Sprouts are a way to eat organically grown, fresh vegetables in any season. They don't need soil, or fertilizer, or even sunlight. A garden of sprouts is miniature, but there's nothing small about their nutrients.

Seeds are packed with vitamins and minerals, and increase their nutritional values, as if by magic, when they make the transition from life in a dormant stage to plant.

In sprouting, seeds often double their vitamin C content within 24 hours and triple it within 48. Some seeds, like green peas, make astronomical increases in vitamin C.

Similar increases occur in most of the B vitamins as seeds sprout, and some sources report that sprouted chick peas also contain vitamin B-12, rare in the vegetable kingdom.

The Chinese have long been familiar with the benefits of sprouts. We in the West have finally reached the point where sprouts are familiar. Supermarkets are even stocking small plastic boxes of alfalfa sprouts.

But it hardly makes sense to buy them when they're so cheap and easy to produce at home: a small amount of seeds produces a large amount of sprouts. Three tablespoons of alfalfa seeds, for instance, will fill a quart jar with sprouts. Larger seeds, like sunflowers, soy beans and chick peas, increase almost fourfold. A cup of seeds will grow into a quart of sprouts.

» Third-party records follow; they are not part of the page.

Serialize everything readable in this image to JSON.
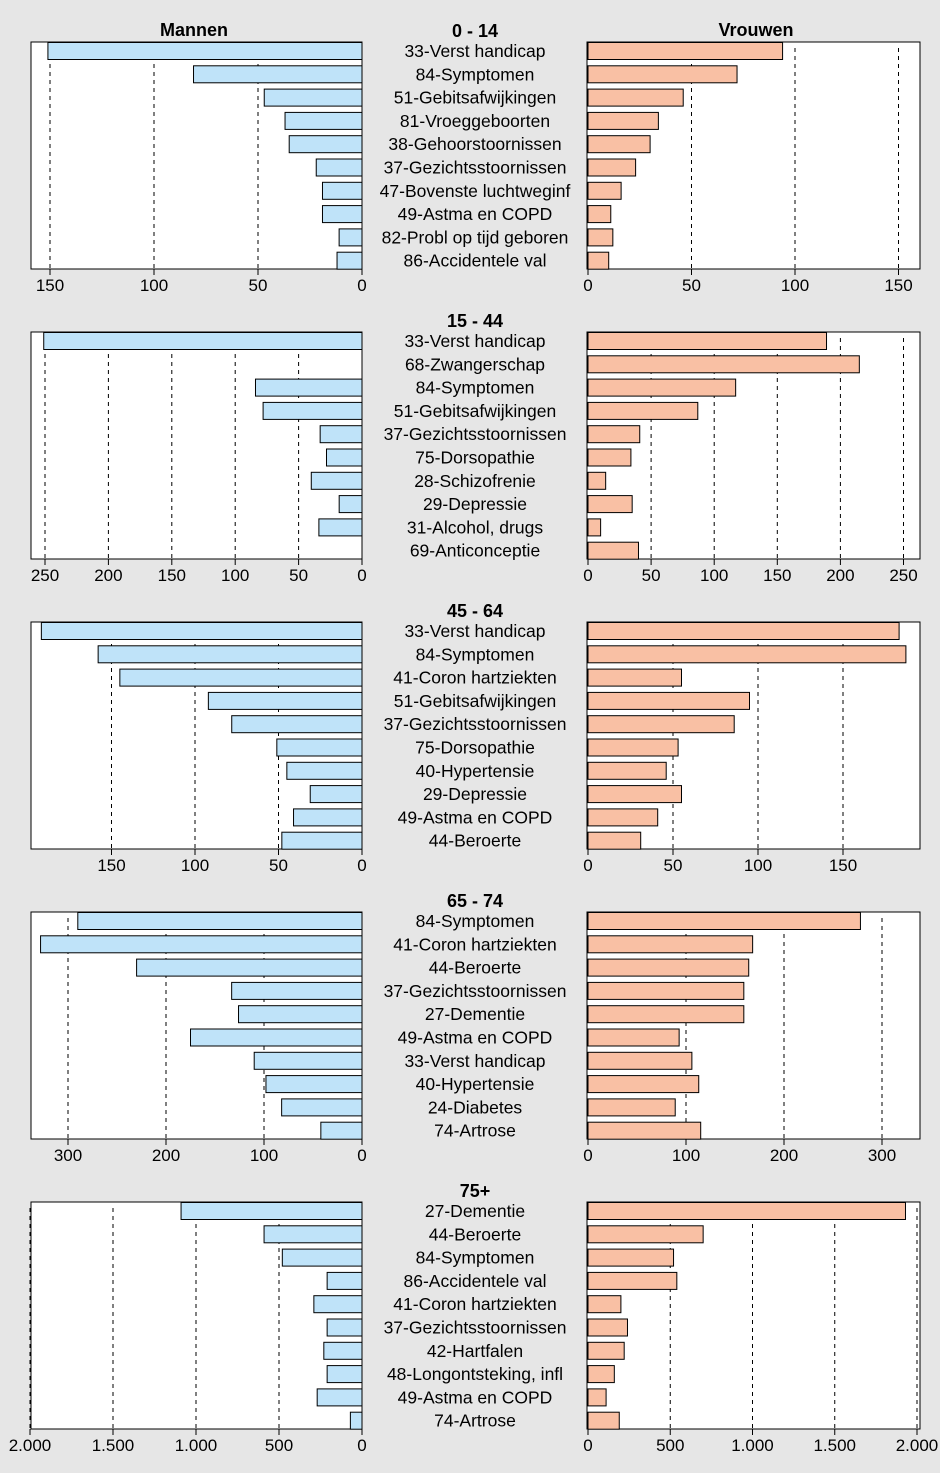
{
  "headers": {
    "left": "Mannen",
    "right": "Vrouwen"
  },
  "colors": {
    "men": "#bfe3f9",
    "women": "#f9c0a4",
    "background": "#e6e6e6"
  },
  "chart_data": [
    {
      "type": "bar",
      "title": "0 - 14",
      "categories": [
        "33-Verst handicap",
        "84-Symptomen",
        "51-Gebitsafwijkingen",
        "81-Vroeggeboorten",
        "38-Gehoorstoornissen",
        "37-Gezichtsstoornissen",
        "47-Bovenste luchtweginf",
        "49-Astma en COPD",
        "82-Probl op tijd geboren",
        "86-Accidentele val"
      ],
      "series": [
        {
          "name": "Mannen",
          "values": [
            151,
            81,
            47,
            37,
            35,
            22,
            19,
            19,
            11,
            12
          ]
        },
        {
          "name": "Vrouwen",
          "values": [
            94,
            72,
            46,
            34,
            30,
            23,
            16,
            11,
            12,
            10
          ]
        }
      ],
      "xlim_men": [
        0,
        160
      ],
      "xlim_women": [
        0,
        160
      ],
      "ticks_men": [
        150,
        100,
        50,
        0
      ],
      "ticks_women": [
        0,
        50,
        100,
        150
      ],
      "tick_labels_men": [
        "150",
        "100",
        "50",
        "0"
      ],
      "tick_labels_women": [
        "0",
        "50",
        "100",
        "150"
      ],
      "grid": true
    },
    {
      "type": "bar",
      "title": "15 - 44",
      "categories": [
        "33-Verst handicap",
        "68-Zwangerschap",
        "84-Symptomen",
        "51-Gebitsafwijkingen",
        "37-Gezichtsstoornissen",
        "75-Dorsopathie",
        "28-Schizofrenie",
        "29-Depressie",
        "31-Alcohol, drugs",
        "69-Anticonceptie"
      ],
      "series": [
        {
          "name": "Mannen",
          "values": [
            251,
            0,
            84,
            78,
            33,
            28,
            40,
            18,
            34,
            0
          ]
        },
        {
          "name": "Vrouwen",
          "values": [
            189,
            215,
            117,
            87,
            41,
            34,
            14,
            35,
            10,
            40
          ]
        }
      ],
      "xlim_men": [
        0,
        265
      ],
      "xlim_women": [
        0,
        265
      ],
      "ticks_men": [
        250,
        200,
        150,
        100,
        50,
        0
      ],
      "ticks_women": [
        0,
        50,
        100,
        150,
        200,
        250
      ],
      "tick_labels_men": [
        "250",
        "200",
        "150",
        "100",
        "50",
        "0"
      ],
      "tick_labels_women": [
        "0",
        "50",
        "100",
        "150",
        "200",
        "250"
      ],
      "grid": true
    },
    {
      "type": "bar",
      "title": "45 - 64",
      "categories": [
        "33-Verst handicap",
        "84-Symptomen",
        "41-Coron hartziekten",
        "51-Gebitsafwijkingen",
        "37-Gezichtsstoornissen",
        "75-Dorsopathie",
        "40-Hypertensie",
        "29-Depressie",
        "49-Astma en COPD",
        "44-Beroerte"
      ],
      "series": [
        {
          "name": "Mannen",
          "values": [
            192,
            158,
            145,
            92,
            78,
            51,
            45,
            31,
            41,
            48
          ]
        },
        {
          "name": "Vrouwen",
          "values": [
            183,
            187,
            55,
            95,
            86,
            53,
            46,
            55,
            41,
            31
          ]
        }
      ],
      "xlim_men": [
        0,
        198
      ],
      "xlim_women": [
        0,
        196
      ],
      "ticks_men": [
        150,
        100,
        50,
        0
      ],
      "ticks_women": [
        0,
        50,
        100,
        150
      ],
      "tick_labels_men": [
        "150",
        "100",
        "50",
        "0"
      ],
      "tick_labels_women": [
        "0",
        "50",
        "100",
        "150"
      ],
      "grid": true
    },
    {
      "type": "bar",
      "title": "65 - 74",
      "categories": [
        "84-Symptomen",
        "41-Coron hartziekten",
        "44-Beroerte",
        "37-Gezichtsstoornissen",
        "27-Dementie",
        "49-Astma en COPD",
        "33-Verst handicap",
        "40-Hypertensie",
        "24-Diabetes",
        "74-Artrose"
      ],
      "series": [
        {
          "name": "Mannen",
          "values": [
            290,
            328,
            230,
            133,
            126,
            175,
            110,
            98,
            82,
            42
          ]
        },
        {
          "name": "Vrouwen",
          "values": [
            278,
            168,
            164,
            159,
            159,
            93,
            106,
            113,
            89,
            115
          ]
        }
      ],
      "xlim_men": [
        0,
        340
      ],
      "xlim_women": [
        0,
        342
      ],
      "ticks_men": [
        300,
        200,
        100,
        0
      ],
      "ticks_women": [
        0,
        100,
        200,
        300
      ],
      "tick_labels_men": [
        "300",
        "200",
        "100",
        "0"
      ],
      "tick_labels_women": [
        "0",
        "100",
        "200",
        "300"
      ],
      "grid": true
    },
    {
      "type": "bar",
      "title": "75+",
      "categories": [
        "27-Dementie",
        "44-Beroerte",
        "84-Symptomen",
        "86-Accidentele val",
        "41-Coron hartziekten",
        "37-Gezichtsstoornissen",
        "42-Hartfalen",
        "48-Longontsteking, infl",
        "49-Astma en COPD",
        "74-Artrose"
      ],
      "series": [
        {
          "name": "Mannen",
          "values": [
            1090,
            590,
            480,
            210,
            290,
            210,
            230,
            210,
            270,
            70
          ]
        },
        {
          "name": "Vrouwen",
          "values": [
            1930,
            700,
            520,
            540,
            200,
            240,
            220,
            160,
            110,
            190
          ]
        }
      ],
      "xlim_men": [
        0,
        2000
      ],
      "xlim_women": [
        0,
        2000
      ],
      "ticks_men": [
        2000,
        1500,
        1000,
        500,
        0
      ],
      "ticks_women": [
        0,
        500,
        1000,
        1500,
        2000
      ],
      "tick_labels_men": [
        "2.000",
        "1.500",
        "1.000",
        "500",
        "0"
      ],
      "tick_labels_women": [
        "0",
        "500",
        "1.000",
        "1.500",
        "2.000"
      ],
      "grid": true
    }
  ]
}
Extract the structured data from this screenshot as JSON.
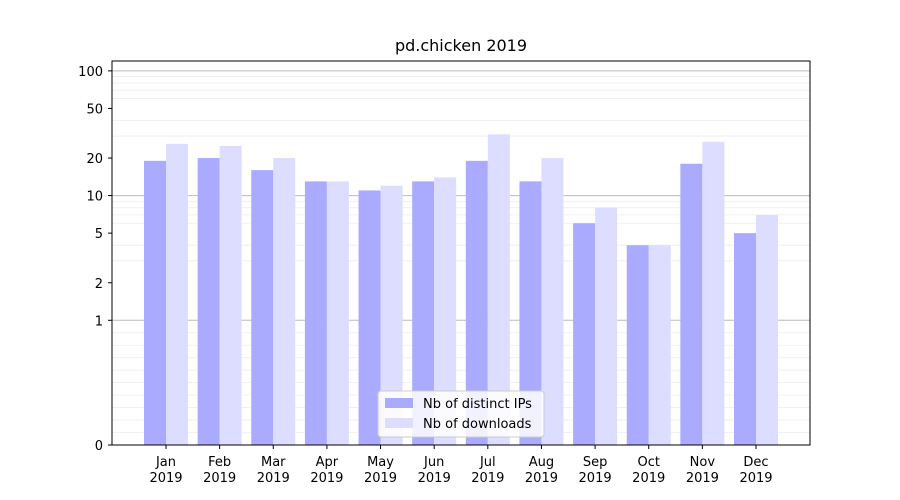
{
  "chart_data": {
    "type": "bar",
    "title": "pd.chicken 2019",
    "xlabel": "",
    "ylabel": "",
    "y_scale": "symlog",
    "ylim": [
      0,
      120
    ],
    "y_ticks": [
      0,
      1,
      2,
      5,
      10,
      20,
      50,
      100
    ],
    "grid": "horizontal",
    "legend_position": "bottom-center",
    "categories": [
      {
        "month": "Jan",
        "year": "2019"
      },
      {
        "month": "Feb",
        "year": "2019"
      },
      {
        "month": "Mar",
        "year": "2019"
      },
      {
        "month": "Apr",
        "year": "2019"
      },
      {
        "month": "May",
        "year": "2019"
      },
      {
        "month": "Jun",
        "year": "2019"
      },
      {
        "month": "Jul",
        "year": "2019"
      },
      {
        "month": "Aug",
        "year": "2019"
      },
      {
        "month": "Sep",
        "year": "2019"
      },
      {
        "month": "Oct",
        "year": "2019"
      },
      {
        "month": "Nov",
        "year": "2019"
      },
      {
        "month": "Dec",
        "year": "2019"
      }
    ],
    "series": [
      {
        "name": "Nb of distinct IPs",
        "color": "#aaaaff",
        "values": [
          19,
          20,
          16,
          13,
          11,
          13,
          19,
          13,
          6,
          4,
          18,
          5
        ]
      },
      {
        "name": "Nb of downloads",
        "color": "#ddddff",
        "values": [
          26,
          25,
          20,
          13,
          12,
          14,
          31,
          20,
          8,
          4,
          27,
          7
        ]
      }
    ]
  }
}
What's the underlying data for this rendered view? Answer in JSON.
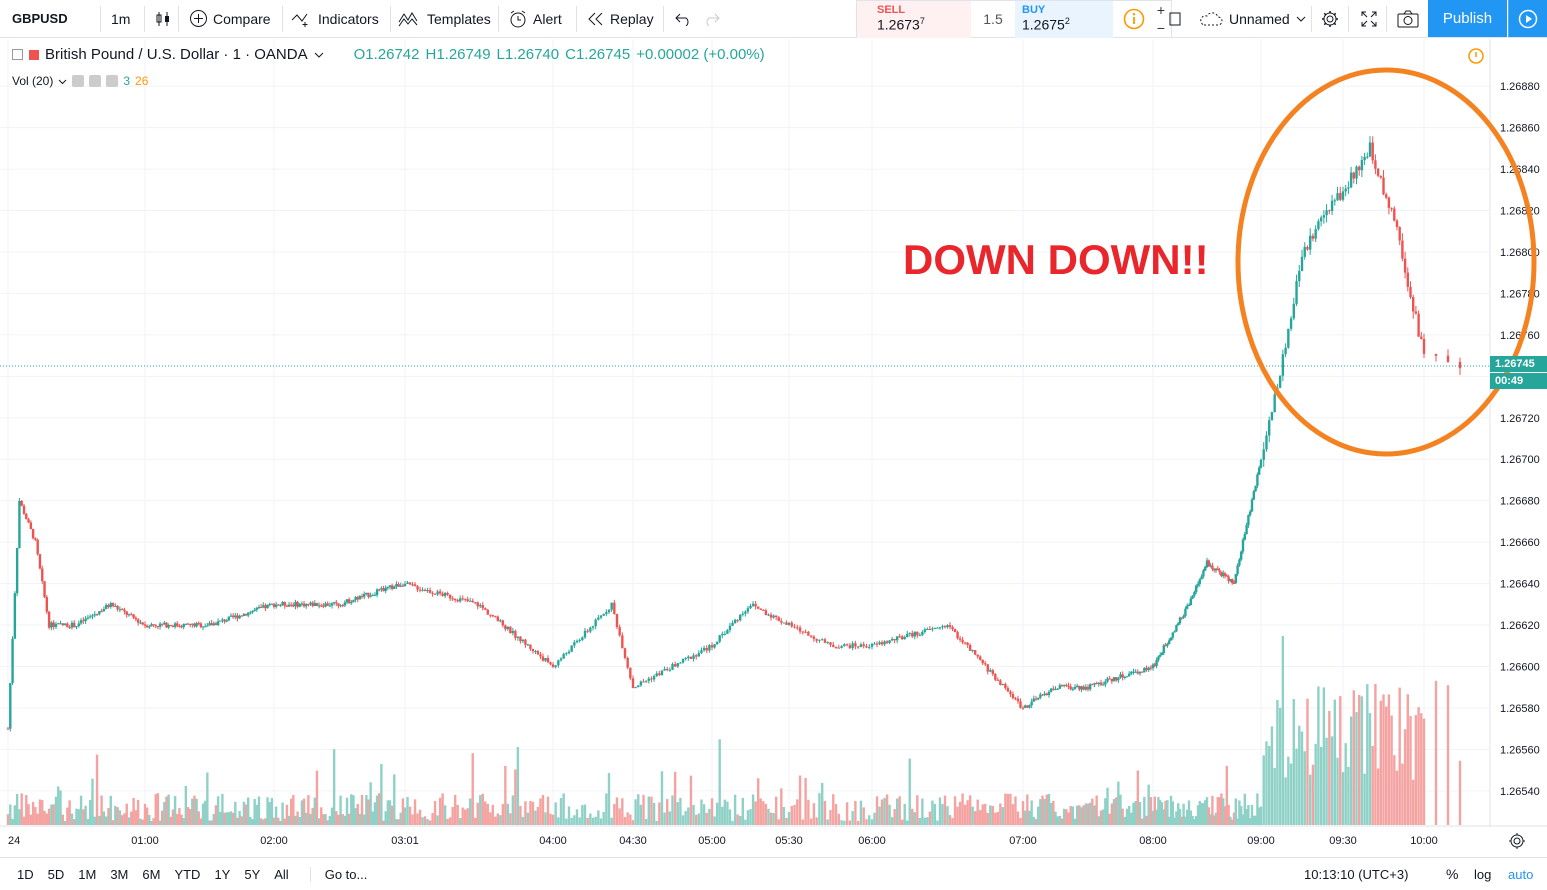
{
  "toolbar": {
    "symbol": "GBPUSD",
    "interval": "1m",
    "compare": "Compare",
    "indicators": "Indicators",
    "templates": "Templates",
    "alert": "Alert",
    "replay": "Replay",
    "layout_name": "Unnamed",
    "publish": "Publish"
  },
  "trade": {
    "sell_label": "SELL",
    "sell_price": "1.2673",
    "sell_pip": "7",
    "spread": "1.5",
    "buy_label": "BUY",
    "buy_price": "1.2675",
    "buy_pip": "2",
    "qty_plus": "+",
    "qty_minus": "−"
  },
  "legend": {
    "title": "British Pound / U.S. Dollar · 1 · OANDA",
    "open": "O1.26742",
    "high": "H1.26749",
    "low": "L1.26740",
    "close": "C1.26745",
    "change": "+0.00002 (+0.00%)",
    "vol_label": "Vol (20)",
    "vol_val1": "3",
    "vol_val2": "26"
  },
  "annotation": "DOWN DOWN!!",
  "price_badge": "1.26745",
  "countdown_badge": "00:49",
  "colors": {
    "up": "#26a69a",
    "down": "#ef5350",
    "vol_up": "#8fd1c7",
    "vol_down": "#f4a3a1",
    "annotation": "#e8262c",
    "circle": "#f58220",
    "accent": "#2196f3"
  },
  "chart_data": {
    "type": "candlestick",
    "title": "British Pound / U.S. Dollar · 1 · OANDA",
    "ylim": [
      1.26524,
      1.26896
    ],
    "y_ticks": [
      "1.26880",
      "1.26860",
      "1.26840",
      "1.26820",
      "1.26800",
      "1.26780",
      "1.26760",
      "1.26740",
      "1.26720",
      "1.26700",
      "1.26680",
      "1.26660",
      "1.26640",
      "1.26620",
      "1.26600",
      "1.26580",
      "1.26560",
      "1.26540"
    ],
    "x_ticks": [
      "24",
      "01:00",
      "02:00",
      "03:01",
      "04:00",
      "04:30",
      "05:00",
      "05:30",
      "06:00",
      "07:00",
      "08:00",
      "09:00",
      "09:30",
      "10:00"
    ],
    "price_path": [
      [
        "00:00",
        1.2657
      ],
      [
        "00:05",
        1.2668
      ],
      [
        "00:12",
        1.2666
      ],
      [
        "00:18",
        1.2662
      ],
      [
        "00:30",
        1.2662
      ],
      [
        "00:45",
        1.2663
      ],
      [
        "01:00",
        1.2662
      ],
      [
        "01:30",
        1.2662
      ],
      [
        "02:00",
        1.2663
      ],
      [
        "02:30",
        1.2663
      ],
      [
        "03:00",
        1.2664
      ],
      [
        "03:30",
        1.2663
      ],
      [
        "04:00",
        1.266
      ],
      [
        "04:15",
        1.2662
      ],
      [
        "04:22",
        1.2663
      ],
      [
        "04:30",
        1.2659
      ],
      [
        "05:00",
        1.2661
      ],
      [
        "05:15",
        1.2663
      ],
      [
        "05:30",
        1.2662
      ],
      [
        "05:45",
        1.2661
      ],
      [
        "06:00",
        1.2661
      ],
      [
        "06:30",
        1.2662
      ],
      [
        "07:00",
        1.2658
      ],
      [
        "07:15",
        1.2659
      ],
      [
        "07:30",
        1.2659
      ],
      [
        "08:00",
        1.266
      ],
      [
        "08:20",
        1.2663
      ],
      [
        "08:30",
        1.2665
      ],
      [
        "08:45",
        1.2664
      ],
      [
        "09:00",
        1.267
      ],
      [
        "09:10",
        1.2676
      ],
      [
        "09:15",
        1.268
      ],
      [
        "09:25",
        1.2682
      ],
      [
        "09:30",
        1.2683
      ],
      [
        "09:40",
        1.2685
      ],
      [
        "09:45",
        1.2683
      ],
      [
        "09:50",
        1.2681
      ],
      [
        "09:55",
        1.2678
      ],
      [
        "10:00",
        1.2675
      ],
      [
        "10:03",
        1.26745
      ]
    ],
    "current_price": 1.26745
  },
  "bottom": {
    "ranges": [
      "1D",
      "5D",
      "1M",
      "3M",
      "6M",
      "YTD",
      "1Y",
      "5Y",
      "All"
    ],
    "goto": "Go to...",
    "clock": "10:13:10 (UTC+3)",
    "percent": "%",
    "log": "log",
    "auto": "auto"
  }
}
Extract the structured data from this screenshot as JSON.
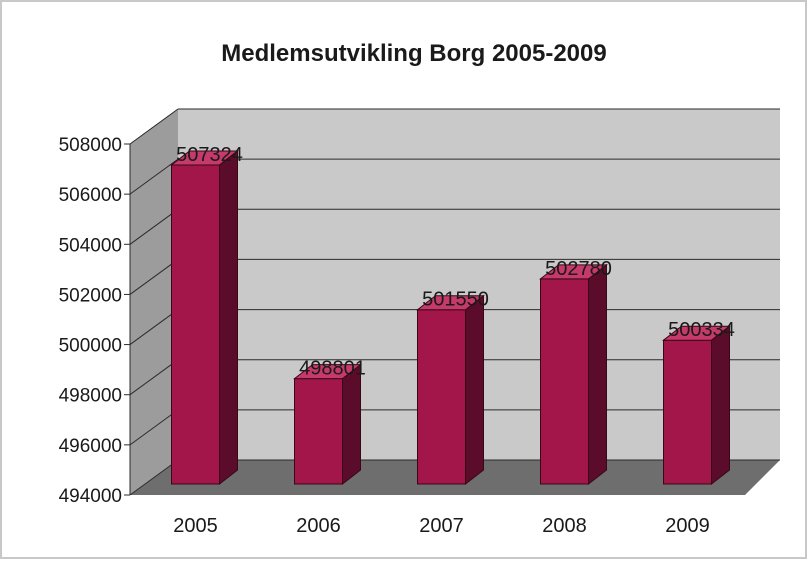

There are many systems for producing sprouts at home, ranging from simple quart jars to sophisticated, mulit-tiered sprout fams, but the basic procedure remains pretty much the same.

Start with good seeds -- seeds meant for food purposes, untreated by either heat or chemicals. Broken seeds won't sprout, and hulled seeds are often damaged.

This is how to grow sprouts in the simplest manner -- in quart Mason jars. (If you buy a sprouter, it will come with specific directions for use, but the basic idea is the same.)

Rinse the seeds. Put three tablespoonsful of small seeds or one cup of large seeds into each quart jar. Fill the jars with water, and cover the tops with wire screen, cheescloth, or even clean pieces of nylon stockings, held by wire canning rings.

Soak the seeds from four hours to overnight, and then pour off the water. Rinse the seeds well -- right through the homemade lid -- turn the jar upside down and put it someplace warm and dark.

Rinse the seeds twice or three times daily, and shake the jar to loosen up the sprouts. Then return the jars, inverted, to their warm place. Most sprouts are ready to eat when they're 1/4" to 1/2" long, but alfafa sprouts are usually grown to about 2" and then put in the sun for a day to form chlorophyll.

Most sprouts are best eaten raw in soups, salads or sandwhiches, but those of large beans, like soy or fava beans, should be steamed until tender. Sprouted seeds and grains can be added to bread and cookie dough for added nutrition.

Try a variety of them, from the mung beans that are standard in Chinese food, to wheat and rye, chick peas, lentils, radish seeds, sunflower seeds and alfalfa seeds.

Most sprouts are ready in three to five days, so if you start a new batch every few days, you'll be well stocked.